The insurance industry is facing another major shake-up after the Swiss-based giant Zurich revealed it is weighing up a bid for the troubled FTSE 100 insurer RSA.
Zurich ended years of speculation about its interest in RSA by confirming it was “evaluating a potential offer” for its smaller rival, which bankers predicted could come in at about £5.5bn. It is the latest sign of merger activity in the sector, which saw Aviva buy Friends Life for £5.6bn in April.
RSA, which has endured a torrid 18 months since the discovery of a £200m black hole in its Irish business in late 2013, said it “has not held talks with or received a proposal” from its suitor. Market sources indicated that Zurich’s announcement was prompted by speculative press reports and an accompanying rally in RSA shares, which rose 18 per cent to 518.5p.
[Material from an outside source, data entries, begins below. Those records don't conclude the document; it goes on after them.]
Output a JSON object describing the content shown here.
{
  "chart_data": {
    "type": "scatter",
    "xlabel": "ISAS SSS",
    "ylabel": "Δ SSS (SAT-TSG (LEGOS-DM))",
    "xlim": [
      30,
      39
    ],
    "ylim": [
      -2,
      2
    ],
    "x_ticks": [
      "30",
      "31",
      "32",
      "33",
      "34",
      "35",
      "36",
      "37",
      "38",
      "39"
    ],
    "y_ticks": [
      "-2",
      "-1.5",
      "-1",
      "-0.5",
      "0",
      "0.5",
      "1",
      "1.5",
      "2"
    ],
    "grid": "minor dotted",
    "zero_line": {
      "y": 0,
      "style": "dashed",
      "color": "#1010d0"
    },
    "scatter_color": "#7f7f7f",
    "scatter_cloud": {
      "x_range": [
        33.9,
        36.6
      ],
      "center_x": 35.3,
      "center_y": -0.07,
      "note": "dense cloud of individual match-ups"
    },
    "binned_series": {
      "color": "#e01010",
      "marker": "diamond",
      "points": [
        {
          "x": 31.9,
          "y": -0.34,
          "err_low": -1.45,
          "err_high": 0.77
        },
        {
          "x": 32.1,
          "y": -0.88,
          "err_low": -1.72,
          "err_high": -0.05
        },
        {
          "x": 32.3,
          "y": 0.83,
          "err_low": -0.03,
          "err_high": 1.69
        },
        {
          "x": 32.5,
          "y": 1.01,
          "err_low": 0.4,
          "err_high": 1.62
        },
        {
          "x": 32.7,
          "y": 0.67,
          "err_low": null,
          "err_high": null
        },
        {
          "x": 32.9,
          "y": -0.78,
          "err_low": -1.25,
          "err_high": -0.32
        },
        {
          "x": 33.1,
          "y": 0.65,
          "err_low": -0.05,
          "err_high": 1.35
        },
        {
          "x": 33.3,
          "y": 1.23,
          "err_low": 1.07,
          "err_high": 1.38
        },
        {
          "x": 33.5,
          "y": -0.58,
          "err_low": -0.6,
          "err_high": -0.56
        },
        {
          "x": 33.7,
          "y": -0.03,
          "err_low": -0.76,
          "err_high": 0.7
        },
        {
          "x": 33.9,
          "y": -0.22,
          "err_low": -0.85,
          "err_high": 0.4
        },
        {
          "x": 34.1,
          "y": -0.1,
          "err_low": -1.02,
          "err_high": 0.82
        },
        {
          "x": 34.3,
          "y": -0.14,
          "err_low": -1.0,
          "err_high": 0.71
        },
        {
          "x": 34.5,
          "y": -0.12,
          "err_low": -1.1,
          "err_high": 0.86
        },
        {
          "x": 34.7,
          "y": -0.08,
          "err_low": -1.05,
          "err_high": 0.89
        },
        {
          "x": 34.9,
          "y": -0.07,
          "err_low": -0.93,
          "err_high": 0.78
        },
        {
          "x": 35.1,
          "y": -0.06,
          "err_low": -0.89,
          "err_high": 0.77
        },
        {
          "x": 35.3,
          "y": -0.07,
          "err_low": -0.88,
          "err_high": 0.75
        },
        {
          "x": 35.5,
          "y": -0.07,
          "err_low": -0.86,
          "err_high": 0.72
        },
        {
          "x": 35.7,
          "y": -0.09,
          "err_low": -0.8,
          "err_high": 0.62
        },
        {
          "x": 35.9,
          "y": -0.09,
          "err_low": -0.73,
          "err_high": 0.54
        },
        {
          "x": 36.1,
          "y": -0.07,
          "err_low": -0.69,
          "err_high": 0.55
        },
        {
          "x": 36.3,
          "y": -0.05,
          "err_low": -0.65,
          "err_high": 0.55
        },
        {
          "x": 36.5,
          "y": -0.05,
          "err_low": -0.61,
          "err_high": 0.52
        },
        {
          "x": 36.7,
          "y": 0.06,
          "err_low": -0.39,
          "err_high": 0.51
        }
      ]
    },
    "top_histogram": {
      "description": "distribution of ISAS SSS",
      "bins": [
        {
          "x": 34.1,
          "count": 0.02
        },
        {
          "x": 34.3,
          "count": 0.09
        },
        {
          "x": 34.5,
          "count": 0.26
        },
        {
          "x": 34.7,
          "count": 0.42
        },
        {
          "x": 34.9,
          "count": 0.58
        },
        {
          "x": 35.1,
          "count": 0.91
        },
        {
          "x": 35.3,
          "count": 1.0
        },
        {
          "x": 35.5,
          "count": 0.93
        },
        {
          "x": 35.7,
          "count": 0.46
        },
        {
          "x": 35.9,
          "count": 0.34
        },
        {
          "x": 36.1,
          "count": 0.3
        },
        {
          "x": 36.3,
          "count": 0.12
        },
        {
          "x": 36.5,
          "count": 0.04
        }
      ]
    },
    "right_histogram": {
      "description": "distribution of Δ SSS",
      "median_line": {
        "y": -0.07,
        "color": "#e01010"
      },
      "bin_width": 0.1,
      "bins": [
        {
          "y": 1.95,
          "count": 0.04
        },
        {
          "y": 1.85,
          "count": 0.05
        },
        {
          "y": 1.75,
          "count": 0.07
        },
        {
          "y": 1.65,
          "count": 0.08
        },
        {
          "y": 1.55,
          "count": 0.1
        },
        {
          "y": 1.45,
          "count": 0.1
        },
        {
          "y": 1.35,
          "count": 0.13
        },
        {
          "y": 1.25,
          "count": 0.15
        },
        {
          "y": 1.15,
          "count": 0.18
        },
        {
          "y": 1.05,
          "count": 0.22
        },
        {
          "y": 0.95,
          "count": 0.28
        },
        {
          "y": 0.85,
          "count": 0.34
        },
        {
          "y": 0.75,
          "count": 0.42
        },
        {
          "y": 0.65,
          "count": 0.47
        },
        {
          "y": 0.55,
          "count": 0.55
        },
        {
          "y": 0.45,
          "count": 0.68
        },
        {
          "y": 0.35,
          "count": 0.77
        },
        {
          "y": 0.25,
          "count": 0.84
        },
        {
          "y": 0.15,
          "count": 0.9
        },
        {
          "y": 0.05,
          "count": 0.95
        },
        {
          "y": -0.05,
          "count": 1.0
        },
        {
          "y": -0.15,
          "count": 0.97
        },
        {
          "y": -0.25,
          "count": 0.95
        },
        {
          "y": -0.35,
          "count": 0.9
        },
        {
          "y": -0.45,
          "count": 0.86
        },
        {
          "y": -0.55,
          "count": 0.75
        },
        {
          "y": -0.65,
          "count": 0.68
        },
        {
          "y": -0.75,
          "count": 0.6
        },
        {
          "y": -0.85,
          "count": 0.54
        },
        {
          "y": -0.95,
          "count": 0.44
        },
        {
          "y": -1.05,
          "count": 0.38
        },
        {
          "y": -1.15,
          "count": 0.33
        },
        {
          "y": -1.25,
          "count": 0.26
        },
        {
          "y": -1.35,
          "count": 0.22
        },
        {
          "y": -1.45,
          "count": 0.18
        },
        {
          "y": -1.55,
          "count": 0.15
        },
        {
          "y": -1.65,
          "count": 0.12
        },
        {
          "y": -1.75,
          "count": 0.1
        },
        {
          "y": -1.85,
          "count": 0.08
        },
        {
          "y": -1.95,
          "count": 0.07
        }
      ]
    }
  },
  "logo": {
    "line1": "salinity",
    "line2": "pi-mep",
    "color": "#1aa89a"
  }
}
Analysts predicted that rival bidders could emerge. Zurich has until 25 August to make a firm bid for the company.
Barrie Cornes, an analyst at Panmure Gordon, said. “We believe that others will now place the slide rule over the company that has for many, many years been a perennial takeover story. We think that Axa or a number of other US and European insurers could be interested.”
RSA is best known for its More Than brand and is run by the former Royal Bank of Scotland chief executive Stephen Hester, who axed the company’s dividend and launched a £775m rights issue shortly after replacing its former boss Simon Lee last year.
Mr Hester, who has been linked recently with the vacant top job at Barclays, has also sold off businesses in areas including Hong Kong, Poland and Canada to shore up RSA’s balance sheet, although a rumoured sell-off of its £500m Latin American business has not materialised.
Experts believe Zurich’s unexpected move has been prompted by RSA’s vulnerable position as well as low premium rates across the global industry and continued low investment yields.
Any buyer will, however, have to contend with a number of problems at RSA, including its pension deficit, an ongoing inquiry by the Financial Reporting Council and a legal battle with the former head of its Irish business, Philip Smith.
Zurich has said it has $3bn ($1.9bn) in excess capital that it will return to shareholders if it cannot find any suitable takeover targets.